Herbivorous insects are often locally adapted to their host plants due to direct selection by the host plant itself or indirectly by the environment in which that host plant is found. This fitness advantage can be nullified by high levels of gene flow or potentially reversed by a change in the coevolutionary arms race between plant and herbivore. While local maladaptation in insect herbivores has been found to be rare, herbivorous insects in primary successional environments may be an exception. Extinction and recolonization dynamics are common after catastrophic disturbances. In these primary successional landscapes, frequent colonization and host plant shifts by herbivores to pioneer plant species may temporarily cause local maladaptation. We examined whether the aphid Macrosiphum albifrons that feeds on Lupinus lepidus var. lobbii, the most important colonizing plant on the Mount St. Helens (MSH) primary successional Pumice Plain, was locally adapted to its host. In a greenhouse experiment, aphid adults from MSH were placed on L. lepidus from the Pumice Plain and Olympic National Park. In a field experiment, aphids from MSH and two more distant source populations, Mount Hood and Santiam Pass, were placed on L. lepidus on the Pumice Plain.
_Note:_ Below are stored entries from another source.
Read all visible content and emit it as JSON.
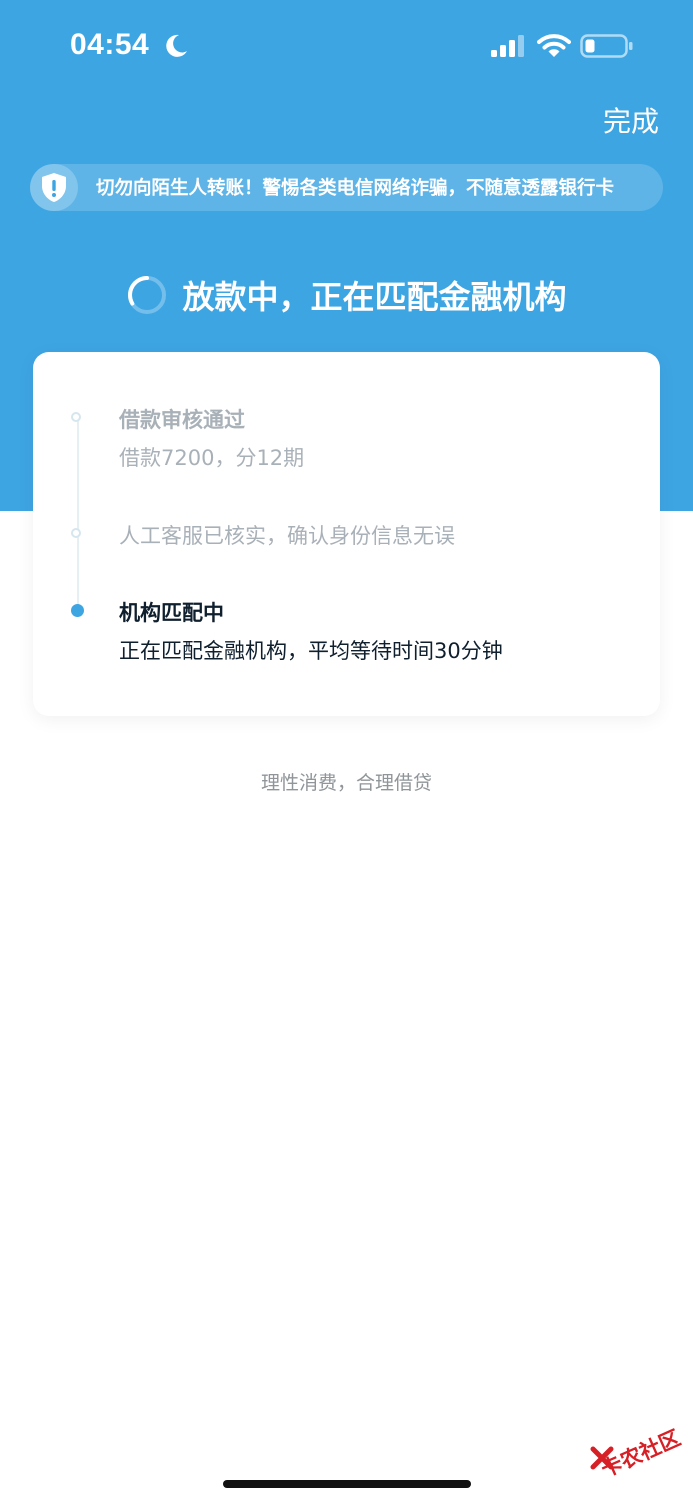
{
  "status_bar": {
    "time": "04:54",
    "moon_icon": "moon-icon",
    "signal_icon": "cellular-signal-icon",
    "wifi_icon": "wifi-icon",
    "battery_icon": "battery-icon"
  },
  "header": {
    "done_label": "完成",
    "warning": "切勿向陌生人转账！警惕各类电信网络诈骗，不随意透露银行卡",
    "status_title": "放款中，正在匹配金融机构"
  },
  "timeline": {
    "steps": [
      {
        "title": "借款审核通过",
        "desc": "借款7200，分12期",
        "state": "done"
      },
      {
        "title": "人工客服已核实，确认身份信息无误",
        "state": "done"
      },
      {
        "title": "机构匹配中",
        "desc": "正在匹配金融机构，平均等待时间30分钟",
        "state": "active"
      }
    ]
  },
  "footer": {
    "slogan": "理性消费，合理借贷"
  },
  "watermark": {
    "text": "卡农社区"
  },
  "colors": {
    "brand_blue": "#3ea5e3",
    "muted_text": "#a9b1b8",
    "dark_text": "#0f1f2e"
  }
}
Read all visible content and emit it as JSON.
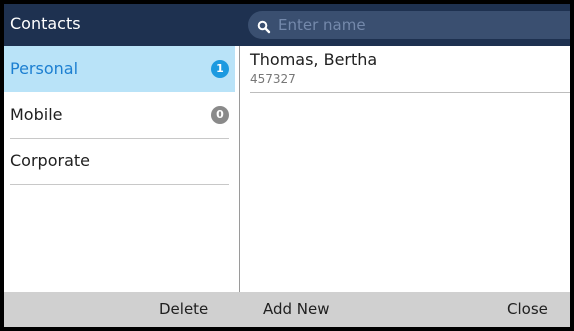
{
  "header": {
    "title": "Contacts",
    "search_placeholder": "Enter name"
  },
  "sidebar": {
    "items": [
      {
        "label": "Personal",
        "badge": "1",
        "selected": true
      },
      {
        "label": "Mobile",
        "badge": "0",
        "selected": false
      },
      {
        "label": "Corporate",
        "badge": "",
        "selected": false
      }
    ]
  },
  "contacts": [
    {
      "name": "Thomas, Bertha",
      "number": "457327"
    }
  ],
  "softkeys": {
    "delete": "Delete",
    "add_new": "Add New",
    "close": "Close"
  },
  "colors": {
    "header_bg": "#1e3150",
    "selected_bg": "#b9e3f8",
    "selected_text": "#1c7fd1",
    "badge_active": "#1c9ae0",
    "badge_inactive": "#8a8a8a",
    "footer_bg": "#d0d0d0"
  }
}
Number of aphid progeny were counted after 17 days as a measure of fitness.
Results/Conclusions

In the greenhouse experiment, L. lepidus source population significantly affected MSH aphid fitness in terms of progeny per adult, with MSH aphids having fewer progeny on MSH plants than on plants from Olympic National Park. In the field experiment, we found a similar pattern, with aphids from MSH having significantly fewer progeny than aphids from Mount Hood and Santiam Pass when grown on MSH plants. These results suggest that aphids are locally maladapted to L. lepidus on the Pumice Plain. In an additional experiment, L. lepidus plants from the Pumice Plain were grown in the lab and fertilized with nitrogen, phosphorous (P), or not at all. MSH aphid adults were placed on these plants and progeny per adult was measured after 17 days. Aphids performed significantly better on L. lepidus that had been fertilized with P, suggesting that MSH aphids may be P-limited.